In going with option two, EA Sports has taken the football manager’s equivalent of leaving out a world class striker, in favour of an untried, yet promising talent. Thankfully the gamble has paid off – because FIFA 12 feels like the most realistic football simulation yet – challenging to master, yet richly rewarding. Even veterans will notice the difference.
Presentation-wise, nobody does it better. FIFA 12 looks and sounds every inch the world class star. Players likenesses look as accurate and recognisable as ever, right down to Wayne Rooney’s new thatch. The match day television atmosphere is wonderfully recreated, with glossy menus displaying teamsheets and formations just as you would see on TV. Real-life commentators Andy Tyler and Alan Smith are on hand to talk through the action, delivering more than one-liners. Each deliver a fantastic, and more importantly, believable performance behind the microphone – not just narrating the action, but delivering back stories, and facts about each player and club in a manner totally convincing to football fans.
The biggest change is in defence. The art of defending is now just as key as the outfield play, if not more so. Where previously holding down a button to have players home in on a player resulted in thieving opposing players off the ball, FIFA 12 is more about shepherding the opposition out of harms way, and picking the right, or force the other player to make a mistake. Holding down a jockey button creates an invisible barrier by making players appear as big as possible, forcing the opposition to pass the ball or run out wide. The usual standing and slide tackle buttons remain, and are still effective, but they no longer have the same guarantee of success as before. Mistiming either can be disastrous – leaving space behind the defence for the opposition to go one-on-one with your goalkeeper before rifling one home in the onion bag.
The end result is that players play in a much more considered fashion. Who can can win a match is now less clear-cut than previously. Even the slightest defensive mistakes are punished, encouraging a passing game. Attempts to dribble through the opposition at full pelt, Lionel Messi-like almost always end in failure (although it helps if you do indeed have Lionel Messi!), and an opposition counter-attack. FIFA 12 is a godsend for connoisseurs of the flowing, passing game. Speed freaks – not so much. From the off, players are thrown into Training mode, such is the change in gameplay tactics. It’s worth noting that the controls can be altered to how they previously were, should players please.
The Career mode lets players take on the role of coach, player or player manager. While the options are extensive, they aren’t on par with more conventional managerial simulators, but players still get to see the comings and goings of their club and others, transfers, player and team form and more. Be A Pro mode gives fans the chance to play as an individual player from a team, controlling just the one player, or the whole team, with extra focus placed on the player picked from the start. It’s the closest thing you can get to creating that feeling of playing responsibility. Matches are played using a far away camera angle that zooms in once you have the ball. The feeling of running towards the goal with an over the shoulder camera following you as you curl one into the top corner is immensely satisfying. All the domestic club cups and leagues, and all the recognised teams remain, fully licensed with all the players names and likenesses.

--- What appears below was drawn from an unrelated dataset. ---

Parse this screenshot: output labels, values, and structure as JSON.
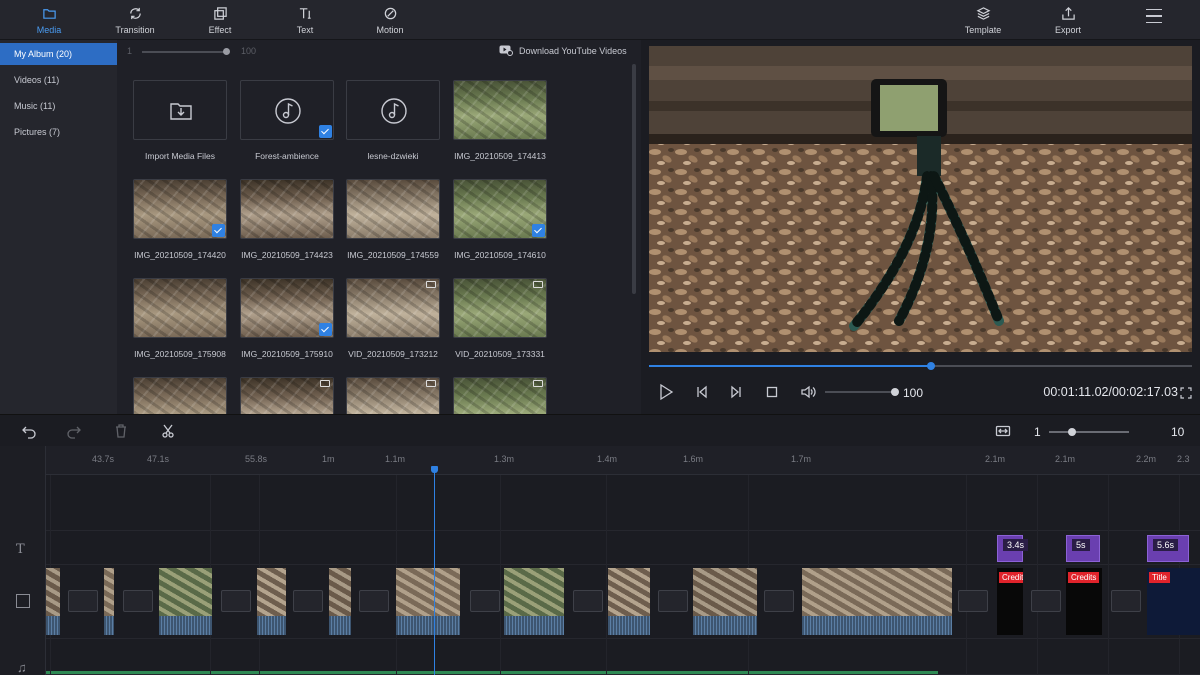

A Scenario Challenge even has players compete in real-life challenges such as coming from behind in a match to win the game, adding a mission flavour to the modes on offer. Multiplayer remains one of the joys of FIFA.The ability for players to see how they’ve fared head-to-head against friends they’ve played online is another smart touch. The occasional lag can persist, but for the most part, online play is as fun as before.

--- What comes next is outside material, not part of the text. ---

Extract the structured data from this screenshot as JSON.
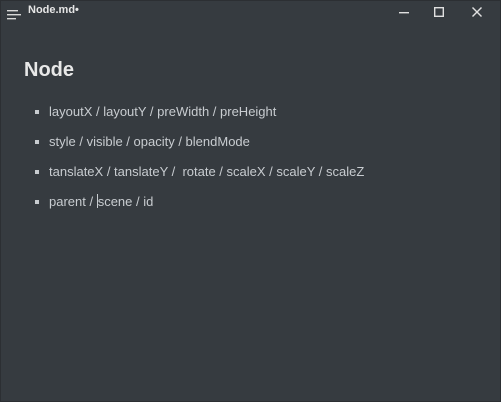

Too much change will be a bad thing for some. Veterans may find the new defensive play takes getting used to. And it can be argued that the defensive changes make FIFA 12 much less approachable than previous editions, as players must further concentrate on all the recommended commands to get the best from FIFA 12, or face losing every match they play.
A reliance on pressuring players can also lead to some clumsy play, with defenders from the same team prone to bumping into each other, giving the attacker a chance to evade them. The sense of physical impact is superb, but there’s little more frustrating than one’s own players accidentally tackling each other without the ball. It’s a very minor complaint, but it does happen.
The bottom line
The most authentic football simulator yet. FIFA 12 takes what the previous game had, and transforms it from the table-topping prospect it was, to an established legend of the game seemingly incapable of being toppled from the top of the table anytime soon. Putting the effort to master it really does pay off. FIFA 12 is the best football game around.